Hollande en retard d’un débat ?

« Si l’on crée une agence publique, mais réellement indépendante, que l’on ferait présider, par exemple, par Jean-Claude Trichet, je ne suis pas sûr que cela règle le problème », estime Pascal Canfin (Verts). « Le risque serait même de renforcer le poids d’une notation assise sur des critères purement financiers. Cela pourrait donc s’avérer contre-productif. Les seuls qui ont la légitimité de noter les politiques, en démocratie, sont les électeurs. »

Le projet d’agence européenne de notation fait donc de moins en moins l’unanimité à Bruxelles. François Hollande semble avoir un train européen de retard. D’autant qu’un large éventail de mesures alternatives, et répressives, sont aussi en débat. A commencer par l’idée radicale, un temps défendue par Michel Barnier, de suspendre, pour une période de deux mois, la notation d’un Etat, si celui-ci, par exemple, bénéficie d’une aide internationale.
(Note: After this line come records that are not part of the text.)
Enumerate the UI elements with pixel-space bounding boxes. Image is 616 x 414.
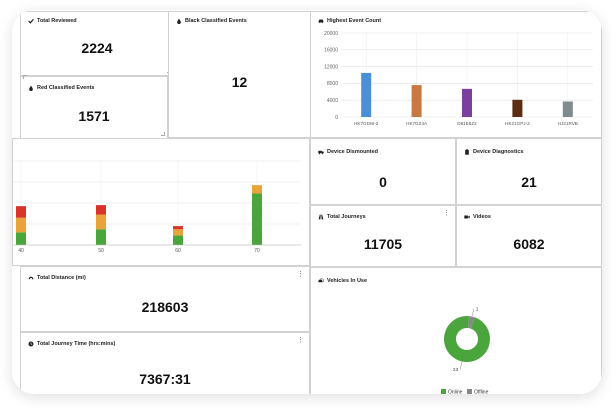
total-reviewed-value: 2224 — [81, 40, 113, 56]
black-classified-card[interactable]: Black Classified Events 12 — [168, 11, 311, 138]
y-tick-label: 8000 — [327, 81, 338, 87]
total-distance-value: 218603 — [141, 299, 189, 315]
red-classified-card[interactable]: Red Classified Events 1571 — [20, 75, 168, 139]
device-dismounted-value: 0 — [379, 174, 387, 190]
resize-handle[interactable] — [161, 132, 165, 136]
y-tick-label: 12000 — [324, 64, 338, 70]
road-icon — [318, 214, 324, 220]
bar — [361, 72, 372, 117]
x-tick-label: HK7GZ4A — [406, 121, 428, 126]
x-tick-label: D81E6Z2 — [457, 121, 477, 126]
stacked-bar-segment — [16, 217, 26, 233]
check-icon — [28, 18, 34, 24]
device-diagnostics-card[interactable]: Device Diagnostics 21 — [456, 138, 602, 205]
total-journeys-value: 11705 — [363, 236, 403, 252]
black-classified-value: 12 — [231, 74, 248, 90]
vehicles-in-use-chart: 23 1 Online Offline — [441, 306, 490, 395]
menu-icon[interactable]: ⋮ — [297, 337, 304, 344]
card-title: Device Dismounted — [327, 149, 379, 155]
dashboard-frame: Total Reviewed 2224 Black Classified Eve… — [12, 10, 602, 394]
card-title: Vehicles In Use — [327, 278, 368, 284]
highest-event-count-card[interactable]: Highest Event Count 0 4000 8000 12000 16000 2… — [310, 11, 602, 138]
stacked-bar-segment — [16, 232, 26, 245]
card-title: Total Distance (mi) — [37, 275, 86, 281]
highest-event-count-chart: 0 4000 8000 12000 16000 20000 HK7GDW-2 HK7GZ4A D… — [324, 31, 593, 126]
x-tick-label: 60 — [175, 248, 181, 254]
red-classified-value: 1571 — [78, 108, 110, 124]
menu-icon[interactable]: ⋮ — [297, 271, 304, 278]
clock-icon — [28, 341, 34, 347]
x-tick-label: HK7GDW-2 — [354, 121, 379, 126]
clipboard-icon — [465, 149, 469, 155]
x-tick-label: 70 — [254, 248, 260, 254]
total-journey-time-value: 7367:31 — [139, 371, 191, 387]
legend-label: Offline — [474, 390, 489, 395]
resize-handle[interactable] — [23, 75, 27, 79]
videos-card[interactable]: Videos 6082 — [456, 205, 602, 267]
stacked-bar-segment — [252, 193, 262, 245]
bar — [462, 88, 472, 117]
x-tick-label: 50 — [98, 248, 104, 254]
device-dismounted-card[interactable]: Device Dismounted 0 — [310, 138, 456, 205]
gauge-icon — [28, 276, 34, 280]
stacked-bar-segment — [96, 214, 106, 230]
y-tick-label: 20000 — [324, 31, 338, 37]
video-camera-icon — [464, 215, 470, 219]
stacked-bar-segment — [16, 206, 26, 218]
stacked-events-card[interactable]: 40 50 60 70 — [12, 138, 310, 266]
y-tick-label: 0 — [335, 115, 338, 121]
stacked-bar-segment — [96, 229, 106, 245]
card-title: Total Reviewed — [37, 18, 77, 24]
stacked-events-chart: 40 50 60 70 — [13, 160, 301, 254]
bar — [411, 85, 422, 117]
stacked-bar-segment — [252, 185, 262, 194]
x-tick-label: HK21GPJ-2 — [505, 121, 530, 126]
car-icon — [318, 19, 324, 24]
device-diagnostics-value: 21 — [521, 174, 537, 190]
total-journeys-card[interactable]: Total Journeys ⋮ 11705 — [310, 205, 456, 267]
data-label-leader — [460, 361, 463, 370]
bar — [512, 99, 523, 117]
card-title: Videos — [473, 214, 491, 220]
vehicles-in-use-card[interactable]: Vehicles In Use 23 1 Online Offline — [310, 267, 602, 394]
pie-slice — [444, 316, 490, 362]
pie-slice — [467, 316, 475, 329]
y-tick-label: 16000 — [324, 48, 338, 54]
total-journey-time-card[interactable]: Total Journey Time (hrs:mins) ⋮ 7367:31 — [20, 332, 310, 394]
drop-icon — [177, 18, 181, 24]
stacked-bar-segment — [173, 226, 183, 230]
stacked-bar-segment — [173, 229, 183, 236]
card-title: Device Diagnostics — [473, 149, 524, 155]
legend-label: Online — [448, 390, 463, 395]
data-label-leader — [471, 308, 474, 317]
card-title: Total Journeys — [327, 214, 366, 220]
card-title: Red Classified Events — [37, 85, 95, 91]
legend-swatch — [467, 389, 472, 394]
card-title: Total Journey Time (hrs:mins) — [37, 341, 116, 347]
drop-icon — [29, 85, 33, 91]
vehicles-icon — [318, 278, 324, 283]
videos-value: 6082 — [513, 236, 545, 252]
data-label: 1 — [476, 306, 479, 312]
legend-swatch — [441, 389, 446, 394]
stacked-bar-segment — [173, 235, 183, 245]
data-label: 23 — [453, 367, 459, 373]
bar — [562, 101, 573, 117]
menu-icon[interactable]: ⋮ — [443, 210, 450, 217]
x-tick-label: HJ21RVB — [558, 121, 578, 126]
card-title: Highest Event Count — [327, 18, 382, 24]
y-tick-label: 4000 — [327, 98, 338, 104]
truck-icon — [318, 150, 324, 155]
total-reviewed-card[interactable]: Total Reviewed 2224 — [20, 11, 174, 76]
stacked-bar-segment — [96, 205, 106, 215]
x-tick-label: 40 — [18, 248, 24, 254]
card-title: Black Classified Events — [185, 18, 247, 24]
total-distance-card[interactable]: Total Distance (mi) ⋮ 218603 — [20, 266, 310, 332]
Mis en minorité au sein du collège des commissaires, le Français avait dû, là encore, jeter l’éponge. Un désaveu politique à peu près complet. Mais Michel Barnier n’a semble-t-il pas encore baissé les bras. Il espère que des élus défendront ses positions via des amendements au Parlement… Pour Jean-Paul Gauzès (PPE), « il s’agirait de placer les Etats en difficultés dans un régime spécial, un peu comme la procédure de redressement judiciaire pour les entreprises aux Etats-Unis, pendant laquelle on ne les noterait pas ».